As a student of the Secwépemc language, Sarai feels that continuously learning and sharing knowledge is important in leadership.
“I think it’s on us, the elected officials, that what we learn and what we find out about First Nations, it’s our job to share with our residents. That is part of our responsibility,” Sarai says.
Currently, Sarai is the chair of the cultural and recreation working group, which has collaborated with Tk’emlúps te Secwépemc for the opening of the Secwépemc Museum.
Other ongoing initiatives include the co-hosted National Day for Truth and Reconciliation.
Coun. Margot Middleton recognizes this requires ongoing work, far beyond a “one-event-per-year initiative.”
“Not only just shared events, but shared economic development, shared opportunities …both here on this side of the river and on Tk’emlúps’side of the river.”
Coun. Karpuk has been part of various events in addition to the National Day for Truth and Reconciliation hosted last year. He was also part of the Sir Wilfrid Laurier plaque rededication this past May.
“I’m trying to be a better neighbour, partner and fellow citizen on the land that so many of our Indigenous nations have been looking after for a long, long time,” Karpuk says.
With the one-year anniversary of the loss of the Red Bridge, Karpuk recalls the importance of this infrastructure being one of the links between the city and Tk’emlúps.
“I think there was mutual agreement that we needed it from both sides of the river, and that we were going to do what needed to be done from both sides of the river, collectively, to get that red bridge,” Karpuk says.
The Red Bridge has been something that multiple governments have been working together on.
“It’s an incredible opportunity to show what can be done when we start with that baseline relationship — big picture infrastructure that changes the way we move through our communities, the economic benefit and also stands as a symbol,” Neustaeter says.
Hammer-Jackson proposed getting a new bridge up and running in two years. “Collaboratively, I think that we can work towards that,” he says.
When it comes to partnerships with First Nations, Sarai says the leaders of conversations with the city should be First Nations.
“We should be at the table. We should take the lead from Tk’emlúps, how and where we are needed, whether shoulder to shoulder or behind them.”
“We’re all responsible for the land, the water and the quality of air in our area, and I totally respect that Tk’emlúps vision,” he adds. “When they make a decision at their council table, it’s for seven generations forward, and that is their moral compass.”

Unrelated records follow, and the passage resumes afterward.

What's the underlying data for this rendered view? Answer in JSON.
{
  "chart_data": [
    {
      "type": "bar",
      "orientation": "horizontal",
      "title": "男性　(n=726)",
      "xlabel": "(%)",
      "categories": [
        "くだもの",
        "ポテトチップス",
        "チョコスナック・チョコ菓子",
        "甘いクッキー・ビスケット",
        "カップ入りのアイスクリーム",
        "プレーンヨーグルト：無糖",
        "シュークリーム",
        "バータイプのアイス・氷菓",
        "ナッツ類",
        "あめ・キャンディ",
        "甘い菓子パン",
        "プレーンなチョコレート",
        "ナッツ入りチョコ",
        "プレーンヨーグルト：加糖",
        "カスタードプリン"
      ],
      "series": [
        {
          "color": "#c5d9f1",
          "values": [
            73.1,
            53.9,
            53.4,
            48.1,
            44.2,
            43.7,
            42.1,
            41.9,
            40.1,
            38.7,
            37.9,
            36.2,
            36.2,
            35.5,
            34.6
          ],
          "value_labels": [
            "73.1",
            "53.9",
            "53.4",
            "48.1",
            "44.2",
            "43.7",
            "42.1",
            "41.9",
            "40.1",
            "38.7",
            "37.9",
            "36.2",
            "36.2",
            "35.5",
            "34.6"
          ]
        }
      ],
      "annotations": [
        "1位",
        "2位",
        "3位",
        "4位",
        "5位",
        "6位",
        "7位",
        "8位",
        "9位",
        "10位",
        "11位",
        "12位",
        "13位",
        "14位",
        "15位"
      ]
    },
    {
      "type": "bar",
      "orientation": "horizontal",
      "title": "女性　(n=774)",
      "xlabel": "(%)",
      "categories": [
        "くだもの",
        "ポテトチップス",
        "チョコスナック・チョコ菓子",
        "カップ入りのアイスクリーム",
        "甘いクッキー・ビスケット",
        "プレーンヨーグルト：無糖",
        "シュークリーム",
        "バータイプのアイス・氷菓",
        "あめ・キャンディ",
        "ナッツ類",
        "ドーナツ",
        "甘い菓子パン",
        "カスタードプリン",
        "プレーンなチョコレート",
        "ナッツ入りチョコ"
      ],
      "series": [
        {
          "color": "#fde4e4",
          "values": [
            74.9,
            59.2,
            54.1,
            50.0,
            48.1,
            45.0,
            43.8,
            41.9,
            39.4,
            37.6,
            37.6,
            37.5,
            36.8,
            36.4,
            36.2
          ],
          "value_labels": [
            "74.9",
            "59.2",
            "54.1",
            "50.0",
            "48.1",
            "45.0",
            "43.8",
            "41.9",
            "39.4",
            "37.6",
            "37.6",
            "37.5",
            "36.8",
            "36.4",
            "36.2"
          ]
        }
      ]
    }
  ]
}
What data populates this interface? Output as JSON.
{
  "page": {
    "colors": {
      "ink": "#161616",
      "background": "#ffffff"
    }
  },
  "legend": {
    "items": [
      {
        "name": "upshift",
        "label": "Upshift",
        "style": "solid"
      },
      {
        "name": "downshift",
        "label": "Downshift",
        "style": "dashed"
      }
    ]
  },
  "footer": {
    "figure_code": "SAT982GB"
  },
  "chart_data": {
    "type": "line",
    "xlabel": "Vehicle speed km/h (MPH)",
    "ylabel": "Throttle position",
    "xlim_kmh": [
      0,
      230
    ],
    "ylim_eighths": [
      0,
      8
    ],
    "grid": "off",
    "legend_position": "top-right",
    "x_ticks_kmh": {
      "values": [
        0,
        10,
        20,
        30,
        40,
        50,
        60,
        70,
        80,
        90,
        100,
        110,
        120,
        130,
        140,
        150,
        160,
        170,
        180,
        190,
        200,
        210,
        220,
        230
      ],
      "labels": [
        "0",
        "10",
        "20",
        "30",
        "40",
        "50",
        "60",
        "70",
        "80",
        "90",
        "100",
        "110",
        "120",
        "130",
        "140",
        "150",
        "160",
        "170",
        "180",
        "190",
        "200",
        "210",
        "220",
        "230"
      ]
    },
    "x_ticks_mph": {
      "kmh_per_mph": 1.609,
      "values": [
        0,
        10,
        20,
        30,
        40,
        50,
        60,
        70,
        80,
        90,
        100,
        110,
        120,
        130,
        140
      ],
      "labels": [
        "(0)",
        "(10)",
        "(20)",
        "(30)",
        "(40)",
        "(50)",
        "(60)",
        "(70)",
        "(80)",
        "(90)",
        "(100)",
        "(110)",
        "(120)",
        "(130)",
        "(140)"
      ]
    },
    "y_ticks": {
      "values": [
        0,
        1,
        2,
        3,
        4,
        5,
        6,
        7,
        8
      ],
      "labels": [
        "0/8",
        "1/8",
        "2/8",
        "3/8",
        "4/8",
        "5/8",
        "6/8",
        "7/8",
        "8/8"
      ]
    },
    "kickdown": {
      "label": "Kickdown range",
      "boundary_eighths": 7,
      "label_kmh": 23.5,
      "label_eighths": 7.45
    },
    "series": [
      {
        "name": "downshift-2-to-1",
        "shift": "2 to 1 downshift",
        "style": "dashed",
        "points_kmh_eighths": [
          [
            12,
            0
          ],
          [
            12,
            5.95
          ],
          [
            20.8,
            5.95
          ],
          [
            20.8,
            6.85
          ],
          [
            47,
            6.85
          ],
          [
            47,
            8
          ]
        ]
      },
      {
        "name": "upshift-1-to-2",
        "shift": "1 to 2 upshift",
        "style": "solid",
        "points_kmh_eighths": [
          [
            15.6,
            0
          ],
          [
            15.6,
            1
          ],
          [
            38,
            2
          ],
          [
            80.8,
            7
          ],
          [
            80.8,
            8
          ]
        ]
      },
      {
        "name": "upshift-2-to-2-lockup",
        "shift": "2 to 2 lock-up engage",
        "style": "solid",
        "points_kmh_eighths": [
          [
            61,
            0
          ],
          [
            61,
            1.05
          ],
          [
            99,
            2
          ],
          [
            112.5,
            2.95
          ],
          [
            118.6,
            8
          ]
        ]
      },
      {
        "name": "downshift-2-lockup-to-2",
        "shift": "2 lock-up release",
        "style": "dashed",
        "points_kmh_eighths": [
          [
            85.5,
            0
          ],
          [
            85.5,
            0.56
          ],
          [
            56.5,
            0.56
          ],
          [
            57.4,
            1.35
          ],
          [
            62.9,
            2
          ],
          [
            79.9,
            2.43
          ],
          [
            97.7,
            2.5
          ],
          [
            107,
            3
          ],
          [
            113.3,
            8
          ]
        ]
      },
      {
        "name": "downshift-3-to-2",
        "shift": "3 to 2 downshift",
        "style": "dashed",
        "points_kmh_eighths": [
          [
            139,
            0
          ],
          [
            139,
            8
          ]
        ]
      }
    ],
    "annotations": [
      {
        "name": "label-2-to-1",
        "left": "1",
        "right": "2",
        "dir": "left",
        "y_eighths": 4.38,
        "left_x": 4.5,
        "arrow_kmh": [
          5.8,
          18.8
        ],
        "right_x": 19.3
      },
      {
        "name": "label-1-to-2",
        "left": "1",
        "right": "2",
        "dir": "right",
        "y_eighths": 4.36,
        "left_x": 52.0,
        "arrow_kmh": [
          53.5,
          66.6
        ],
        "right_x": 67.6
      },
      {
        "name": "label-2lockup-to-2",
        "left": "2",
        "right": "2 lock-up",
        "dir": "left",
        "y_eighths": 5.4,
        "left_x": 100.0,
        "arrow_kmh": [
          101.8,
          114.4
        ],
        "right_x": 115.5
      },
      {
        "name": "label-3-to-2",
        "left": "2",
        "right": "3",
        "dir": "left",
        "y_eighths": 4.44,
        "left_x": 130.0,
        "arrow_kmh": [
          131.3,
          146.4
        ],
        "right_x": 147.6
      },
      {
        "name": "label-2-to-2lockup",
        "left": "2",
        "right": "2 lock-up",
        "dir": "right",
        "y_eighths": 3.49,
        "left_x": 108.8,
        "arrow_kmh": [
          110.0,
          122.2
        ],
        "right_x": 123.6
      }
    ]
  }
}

Middleton agrees that both government bodies have worked together on things that are beneficial to both of them.
“We do have to give strong consideration to Tk’emlúps and how they vision a future for themselves,” Middleton says.
During the meetings between both councils, they ensure the leadership is passed back and forth with both sides standing on equal ground, Neustaeter says.
“We really look to Tk’emlúps to set the path for us and then we come along,” Neustaeter says. “But it’s really important that as non-Indigenous people and non-Indigenous governments, we are allowing First Nations to take leadership on those points.”
What does the future look like?
Middleton recognizes the work they are doing is important, both at a local level and at the provincial and national scale.
“We need to do our best to make sure that our community is working well in collaboration,” Middleton adds.
“Tk’emlúps is a great partner to work with. They are very progressive in what they’re wanting to achieve for their peoples. And we support that wholeheartedly.”
Coun. Bass acknowledges there is a lot more work to be done to govern at the local and regional level alongside First Nations.
“We should have done it years ago, and we’re now doing it. I’m also hoping that the work that we do, this council, sets the tone for the next council to continue and even grow up more.”